Davids Miene wurde sorgenvoll. „Ich habe in letzter Zeit Heißhunger auf chinesisches Essen, Snickers und Cola.“

In den nächsten zwei Monaten hörte Andi nichts von seinem Freund. Schließlich klingelte er bei ihm.

Als die Tür geöffnet wurde, erschrak Andi. David sah schlecht aus. Er hatte schwarze Augenringe und zehn Kilo zugelegt. Auf dem Boden lagen Schoko­riegel-Verpackungen, leere Colaflaschen und Essensbehälter von Fu-Long.

„David, was ist los?“

„Die Werbung, diese verdammte Werbung...“ Plötzlich verstand Andi.

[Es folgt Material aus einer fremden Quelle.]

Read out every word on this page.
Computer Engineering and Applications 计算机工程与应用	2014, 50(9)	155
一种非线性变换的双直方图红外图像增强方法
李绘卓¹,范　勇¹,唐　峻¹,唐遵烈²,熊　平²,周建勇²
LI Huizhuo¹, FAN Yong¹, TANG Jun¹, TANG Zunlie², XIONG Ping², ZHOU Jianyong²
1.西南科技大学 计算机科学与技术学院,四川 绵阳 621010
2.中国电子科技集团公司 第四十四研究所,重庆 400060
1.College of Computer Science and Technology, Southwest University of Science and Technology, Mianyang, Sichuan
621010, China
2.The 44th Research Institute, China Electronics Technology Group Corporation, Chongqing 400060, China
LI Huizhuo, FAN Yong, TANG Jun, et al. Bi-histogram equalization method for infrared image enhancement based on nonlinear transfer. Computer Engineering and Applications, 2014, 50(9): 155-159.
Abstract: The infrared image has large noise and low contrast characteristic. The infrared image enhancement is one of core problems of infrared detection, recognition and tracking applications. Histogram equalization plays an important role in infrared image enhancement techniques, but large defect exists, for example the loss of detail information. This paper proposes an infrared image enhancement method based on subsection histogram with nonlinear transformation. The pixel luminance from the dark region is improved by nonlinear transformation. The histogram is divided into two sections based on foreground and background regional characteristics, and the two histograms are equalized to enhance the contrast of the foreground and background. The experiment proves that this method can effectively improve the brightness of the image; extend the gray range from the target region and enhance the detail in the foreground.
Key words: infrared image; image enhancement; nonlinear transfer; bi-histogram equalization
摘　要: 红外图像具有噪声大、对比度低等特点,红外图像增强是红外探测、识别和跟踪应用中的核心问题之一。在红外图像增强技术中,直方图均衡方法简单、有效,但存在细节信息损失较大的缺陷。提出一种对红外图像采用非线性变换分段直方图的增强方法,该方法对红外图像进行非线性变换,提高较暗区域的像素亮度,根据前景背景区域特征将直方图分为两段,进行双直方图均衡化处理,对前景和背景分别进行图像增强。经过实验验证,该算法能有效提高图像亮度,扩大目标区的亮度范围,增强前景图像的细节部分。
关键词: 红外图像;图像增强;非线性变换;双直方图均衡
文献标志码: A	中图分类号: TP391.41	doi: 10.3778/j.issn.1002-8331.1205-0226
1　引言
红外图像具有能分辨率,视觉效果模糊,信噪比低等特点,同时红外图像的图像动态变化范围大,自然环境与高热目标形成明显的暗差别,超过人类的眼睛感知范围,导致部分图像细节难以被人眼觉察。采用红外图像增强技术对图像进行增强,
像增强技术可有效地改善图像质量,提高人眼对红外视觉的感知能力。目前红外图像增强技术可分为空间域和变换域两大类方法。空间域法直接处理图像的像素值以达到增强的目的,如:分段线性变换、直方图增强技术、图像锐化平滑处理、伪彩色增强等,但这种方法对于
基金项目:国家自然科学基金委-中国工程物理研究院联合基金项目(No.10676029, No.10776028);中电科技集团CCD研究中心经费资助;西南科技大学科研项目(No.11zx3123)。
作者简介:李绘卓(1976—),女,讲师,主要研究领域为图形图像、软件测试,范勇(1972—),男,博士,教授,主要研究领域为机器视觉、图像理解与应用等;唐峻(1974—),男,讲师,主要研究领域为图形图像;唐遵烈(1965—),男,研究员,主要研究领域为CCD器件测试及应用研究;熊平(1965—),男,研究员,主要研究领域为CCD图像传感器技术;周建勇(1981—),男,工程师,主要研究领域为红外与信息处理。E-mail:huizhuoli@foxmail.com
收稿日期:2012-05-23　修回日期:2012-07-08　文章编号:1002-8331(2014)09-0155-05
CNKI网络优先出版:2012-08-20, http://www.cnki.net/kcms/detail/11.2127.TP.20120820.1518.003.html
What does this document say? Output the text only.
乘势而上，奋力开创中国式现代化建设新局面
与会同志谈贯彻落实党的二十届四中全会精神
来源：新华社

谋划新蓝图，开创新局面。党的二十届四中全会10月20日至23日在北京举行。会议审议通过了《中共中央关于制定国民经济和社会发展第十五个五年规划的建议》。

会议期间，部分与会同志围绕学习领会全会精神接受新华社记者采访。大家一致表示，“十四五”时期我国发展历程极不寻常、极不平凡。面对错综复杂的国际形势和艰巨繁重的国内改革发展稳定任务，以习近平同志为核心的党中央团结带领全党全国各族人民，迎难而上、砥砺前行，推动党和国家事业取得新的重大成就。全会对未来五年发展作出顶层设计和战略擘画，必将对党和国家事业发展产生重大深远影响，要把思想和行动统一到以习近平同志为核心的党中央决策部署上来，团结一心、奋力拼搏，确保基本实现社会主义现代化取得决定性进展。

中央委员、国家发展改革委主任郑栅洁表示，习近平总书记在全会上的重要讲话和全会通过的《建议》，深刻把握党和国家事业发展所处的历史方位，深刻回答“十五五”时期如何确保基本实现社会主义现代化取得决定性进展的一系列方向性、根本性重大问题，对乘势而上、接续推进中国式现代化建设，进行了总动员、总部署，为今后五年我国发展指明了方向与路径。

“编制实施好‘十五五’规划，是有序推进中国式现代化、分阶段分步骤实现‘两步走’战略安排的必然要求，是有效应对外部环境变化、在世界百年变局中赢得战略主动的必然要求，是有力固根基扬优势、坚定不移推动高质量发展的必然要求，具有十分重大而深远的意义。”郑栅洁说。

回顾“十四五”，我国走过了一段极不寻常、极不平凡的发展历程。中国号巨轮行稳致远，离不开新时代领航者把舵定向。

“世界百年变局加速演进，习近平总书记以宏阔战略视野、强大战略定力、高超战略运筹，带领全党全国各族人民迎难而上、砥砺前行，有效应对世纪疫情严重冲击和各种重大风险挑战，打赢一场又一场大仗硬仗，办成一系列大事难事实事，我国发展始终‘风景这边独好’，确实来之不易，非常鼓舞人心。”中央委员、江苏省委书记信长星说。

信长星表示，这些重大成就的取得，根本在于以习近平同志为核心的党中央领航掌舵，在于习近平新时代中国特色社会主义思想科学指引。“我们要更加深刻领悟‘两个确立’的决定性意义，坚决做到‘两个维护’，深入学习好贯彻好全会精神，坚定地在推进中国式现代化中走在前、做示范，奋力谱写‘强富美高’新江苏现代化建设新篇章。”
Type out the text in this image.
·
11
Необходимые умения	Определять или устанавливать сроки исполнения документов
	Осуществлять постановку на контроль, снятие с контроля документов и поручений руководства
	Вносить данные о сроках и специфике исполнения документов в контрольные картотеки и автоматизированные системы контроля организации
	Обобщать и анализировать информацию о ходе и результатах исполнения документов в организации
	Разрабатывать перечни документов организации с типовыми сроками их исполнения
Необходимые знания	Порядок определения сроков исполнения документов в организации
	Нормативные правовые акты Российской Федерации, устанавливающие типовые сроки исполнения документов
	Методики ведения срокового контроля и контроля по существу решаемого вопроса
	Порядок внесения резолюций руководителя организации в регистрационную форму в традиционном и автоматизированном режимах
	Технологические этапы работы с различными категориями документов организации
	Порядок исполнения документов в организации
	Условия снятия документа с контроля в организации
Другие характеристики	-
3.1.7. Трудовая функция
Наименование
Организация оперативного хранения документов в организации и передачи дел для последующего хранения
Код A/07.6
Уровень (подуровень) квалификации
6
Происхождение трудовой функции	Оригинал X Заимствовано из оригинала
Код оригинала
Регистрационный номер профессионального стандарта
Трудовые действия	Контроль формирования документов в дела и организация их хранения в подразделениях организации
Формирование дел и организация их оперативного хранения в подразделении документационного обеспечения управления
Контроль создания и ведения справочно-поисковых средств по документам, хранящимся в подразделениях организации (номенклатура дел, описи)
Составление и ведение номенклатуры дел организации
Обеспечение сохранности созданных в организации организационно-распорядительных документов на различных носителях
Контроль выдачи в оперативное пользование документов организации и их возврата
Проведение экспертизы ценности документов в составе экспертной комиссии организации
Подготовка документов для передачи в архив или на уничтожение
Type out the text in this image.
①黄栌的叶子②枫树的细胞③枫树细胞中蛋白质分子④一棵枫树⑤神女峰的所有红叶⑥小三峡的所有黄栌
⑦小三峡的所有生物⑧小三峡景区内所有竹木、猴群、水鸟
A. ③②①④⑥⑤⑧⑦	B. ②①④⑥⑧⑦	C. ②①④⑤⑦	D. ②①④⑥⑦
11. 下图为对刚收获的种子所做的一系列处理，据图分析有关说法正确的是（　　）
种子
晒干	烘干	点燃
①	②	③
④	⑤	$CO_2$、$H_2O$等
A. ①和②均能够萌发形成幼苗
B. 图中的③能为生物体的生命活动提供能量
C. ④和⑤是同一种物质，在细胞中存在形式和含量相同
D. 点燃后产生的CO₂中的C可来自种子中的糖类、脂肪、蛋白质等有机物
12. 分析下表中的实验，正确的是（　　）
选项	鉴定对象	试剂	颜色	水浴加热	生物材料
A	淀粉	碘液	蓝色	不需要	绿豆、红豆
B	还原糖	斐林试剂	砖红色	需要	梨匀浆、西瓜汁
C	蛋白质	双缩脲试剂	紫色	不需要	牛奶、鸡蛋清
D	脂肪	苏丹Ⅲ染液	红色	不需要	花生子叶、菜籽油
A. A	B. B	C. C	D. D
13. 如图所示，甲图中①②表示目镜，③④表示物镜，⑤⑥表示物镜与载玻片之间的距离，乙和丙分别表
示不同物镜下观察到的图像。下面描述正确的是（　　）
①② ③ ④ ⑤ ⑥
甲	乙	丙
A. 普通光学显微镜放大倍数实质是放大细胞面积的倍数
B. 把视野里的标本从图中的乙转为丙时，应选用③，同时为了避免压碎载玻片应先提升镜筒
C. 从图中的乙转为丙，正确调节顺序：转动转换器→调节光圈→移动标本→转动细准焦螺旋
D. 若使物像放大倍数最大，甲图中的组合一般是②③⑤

Die Werbung machte die Sprachkurse zwar billig, dafür aber grub sie sich in Davids Unterbewusstsein ein und manipulierte sein Verhalten.

„Du musst damit aufhören, David!“ Andi riss ihm die Mütze vom Kopf.

Sein Freund schüttelte müde den Kopf. „Ich kann nicht. Ich kann ohne Mütze nicht mehr schlafen.“

Andi recherchierte. Schließlich fand er auf der Seite des chinesischen Herstellers der Mütze die Lösung: ein Schlafkurs. Er kostete 10000 Euro.